My girl starts first grade this month, marking her first year in all-day school. Unfortunately, because of where her birthday falls, she had three years of half-day preschool, and because of where we live, she had half-day kindergarten. Also unfortunately, she's been ready for all-day school since she left the womb. It's finally happening, and she couldn't be more excited. And I couldn't be more afraid.

There will be older girls everywhere -- in the halls, in the lunchroom, on the playground -- girls from whom she will learn, she thinks, all of the life lessons that mommy is so intent on denying her. She will study how they dress, how they talk, how they act around boys, how they act with each other. She will memorize the kinds of school supplies and lunch boxes they use, the shoes they wear, the backpacks they carry.

She will try to wear her hair like theirs, and imitate their nail polish and lip gloss. She will adopt their language, their style, their attitudes. She's going to watch them on the bus, observe their interactions, listen to their conversations and try to take in their very aura. And I'm beginning to see that there's not much I can do about it.
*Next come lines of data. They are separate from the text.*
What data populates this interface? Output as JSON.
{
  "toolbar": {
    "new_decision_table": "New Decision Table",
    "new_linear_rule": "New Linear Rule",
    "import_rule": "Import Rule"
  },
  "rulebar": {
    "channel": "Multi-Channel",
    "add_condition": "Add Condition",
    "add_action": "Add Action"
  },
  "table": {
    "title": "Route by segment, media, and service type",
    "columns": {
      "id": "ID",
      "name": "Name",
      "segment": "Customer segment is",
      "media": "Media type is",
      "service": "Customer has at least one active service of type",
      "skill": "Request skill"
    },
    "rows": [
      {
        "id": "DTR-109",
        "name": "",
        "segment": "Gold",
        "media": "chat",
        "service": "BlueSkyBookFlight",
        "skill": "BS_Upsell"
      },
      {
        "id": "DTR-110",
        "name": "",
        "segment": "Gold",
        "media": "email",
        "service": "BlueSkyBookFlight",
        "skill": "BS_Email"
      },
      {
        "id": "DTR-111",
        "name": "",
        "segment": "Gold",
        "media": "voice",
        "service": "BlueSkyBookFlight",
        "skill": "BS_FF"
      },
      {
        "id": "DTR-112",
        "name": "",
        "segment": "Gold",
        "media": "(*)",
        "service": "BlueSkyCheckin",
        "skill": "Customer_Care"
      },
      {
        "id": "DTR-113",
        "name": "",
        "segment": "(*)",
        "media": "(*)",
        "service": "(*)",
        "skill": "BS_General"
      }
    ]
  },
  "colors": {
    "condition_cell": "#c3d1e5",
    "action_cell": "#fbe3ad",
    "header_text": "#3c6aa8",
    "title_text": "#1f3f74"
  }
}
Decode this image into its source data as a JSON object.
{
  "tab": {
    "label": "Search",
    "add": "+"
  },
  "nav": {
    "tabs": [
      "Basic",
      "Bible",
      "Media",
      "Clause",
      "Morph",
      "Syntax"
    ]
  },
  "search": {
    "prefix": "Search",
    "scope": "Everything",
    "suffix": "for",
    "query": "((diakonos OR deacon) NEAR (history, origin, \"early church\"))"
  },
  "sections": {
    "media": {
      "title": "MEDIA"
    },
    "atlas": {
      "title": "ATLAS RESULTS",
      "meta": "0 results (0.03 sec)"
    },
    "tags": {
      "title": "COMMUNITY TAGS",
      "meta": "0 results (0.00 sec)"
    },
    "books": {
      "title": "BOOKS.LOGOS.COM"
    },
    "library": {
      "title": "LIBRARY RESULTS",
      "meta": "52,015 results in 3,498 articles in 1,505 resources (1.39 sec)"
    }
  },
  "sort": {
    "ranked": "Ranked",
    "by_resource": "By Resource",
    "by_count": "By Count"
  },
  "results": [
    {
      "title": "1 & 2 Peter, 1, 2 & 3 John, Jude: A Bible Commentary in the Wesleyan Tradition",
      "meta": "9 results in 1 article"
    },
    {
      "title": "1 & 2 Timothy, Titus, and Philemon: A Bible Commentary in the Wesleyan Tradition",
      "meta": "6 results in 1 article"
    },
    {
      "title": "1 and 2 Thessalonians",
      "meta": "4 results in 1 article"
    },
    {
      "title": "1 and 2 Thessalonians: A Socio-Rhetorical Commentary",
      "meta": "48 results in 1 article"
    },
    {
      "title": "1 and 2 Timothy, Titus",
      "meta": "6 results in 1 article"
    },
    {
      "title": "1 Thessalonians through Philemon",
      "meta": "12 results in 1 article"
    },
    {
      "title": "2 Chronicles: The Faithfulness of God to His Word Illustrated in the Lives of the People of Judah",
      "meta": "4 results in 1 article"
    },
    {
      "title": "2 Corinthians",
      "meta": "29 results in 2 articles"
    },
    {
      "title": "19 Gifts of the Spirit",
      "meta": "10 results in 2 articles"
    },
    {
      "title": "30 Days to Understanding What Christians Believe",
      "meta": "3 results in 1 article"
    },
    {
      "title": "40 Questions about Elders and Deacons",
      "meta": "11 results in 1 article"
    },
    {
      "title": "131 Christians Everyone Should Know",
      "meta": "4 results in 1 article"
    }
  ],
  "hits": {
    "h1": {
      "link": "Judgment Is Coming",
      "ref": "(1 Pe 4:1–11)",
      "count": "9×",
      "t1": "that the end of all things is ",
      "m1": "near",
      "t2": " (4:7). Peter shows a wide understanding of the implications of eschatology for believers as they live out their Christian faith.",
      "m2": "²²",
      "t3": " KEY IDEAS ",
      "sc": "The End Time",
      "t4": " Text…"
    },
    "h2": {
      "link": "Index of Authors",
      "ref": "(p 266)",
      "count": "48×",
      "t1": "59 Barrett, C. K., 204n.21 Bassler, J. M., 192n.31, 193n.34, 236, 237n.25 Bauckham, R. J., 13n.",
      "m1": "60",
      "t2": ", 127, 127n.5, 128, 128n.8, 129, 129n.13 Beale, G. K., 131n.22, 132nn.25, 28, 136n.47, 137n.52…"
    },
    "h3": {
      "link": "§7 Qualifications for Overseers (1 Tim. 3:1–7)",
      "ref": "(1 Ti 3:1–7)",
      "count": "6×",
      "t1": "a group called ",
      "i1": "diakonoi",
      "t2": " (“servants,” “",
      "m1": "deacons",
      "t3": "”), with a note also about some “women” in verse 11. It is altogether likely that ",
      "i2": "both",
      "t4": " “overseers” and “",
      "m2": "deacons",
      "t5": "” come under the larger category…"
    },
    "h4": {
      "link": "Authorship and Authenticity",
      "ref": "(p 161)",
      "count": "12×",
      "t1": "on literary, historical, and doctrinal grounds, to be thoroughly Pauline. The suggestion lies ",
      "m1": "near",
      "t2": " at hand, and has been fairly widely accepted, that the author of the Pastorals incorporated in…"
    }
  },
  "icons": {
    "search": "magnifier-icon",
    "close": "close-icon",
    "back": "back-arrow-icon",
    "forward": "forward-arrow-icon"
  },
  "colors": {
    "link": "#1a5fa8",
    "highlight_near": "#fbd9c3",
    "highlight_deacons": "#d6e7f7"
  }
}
It's not that I'm obsolete, I know. I'll still be in charge of where she is at all times, what clothes she owns, who she hangs with after school, what she watches on television and the video games she plays, but I have to admit that right now, those things don't seem as important as what the older girls are in charge of.

For all intents and purposes, older girls are in charge of my baby's soul for the next few years, until she starts believing that her own judgments are good enough and her own style is good enough and her own looks are good enough and her own life is good enough.

And they can help her with all of that, if they will try. I'm praying that the girls my daughter meets are happy, healthy, emotionally and physically strong, independent, kind, empathic and generous. I'm praying that she will meet girls like this, girls like herself who will convince her through their own being that herself is a great person to be.

So this one's for the girls. Please be good to mine as I send her off to first grade; be kind to her, and protect her and remember that you were once down there looking up. Be aware that she's listening to every word you say, and watching everything you do and that you have the power to influence her self-esteem in ways that I simply can't.

And if she comes up and wraps her arms around you, please hug her back and maybe remind her that doofus though she may be, her mommy loves her ... no matter how big she gets.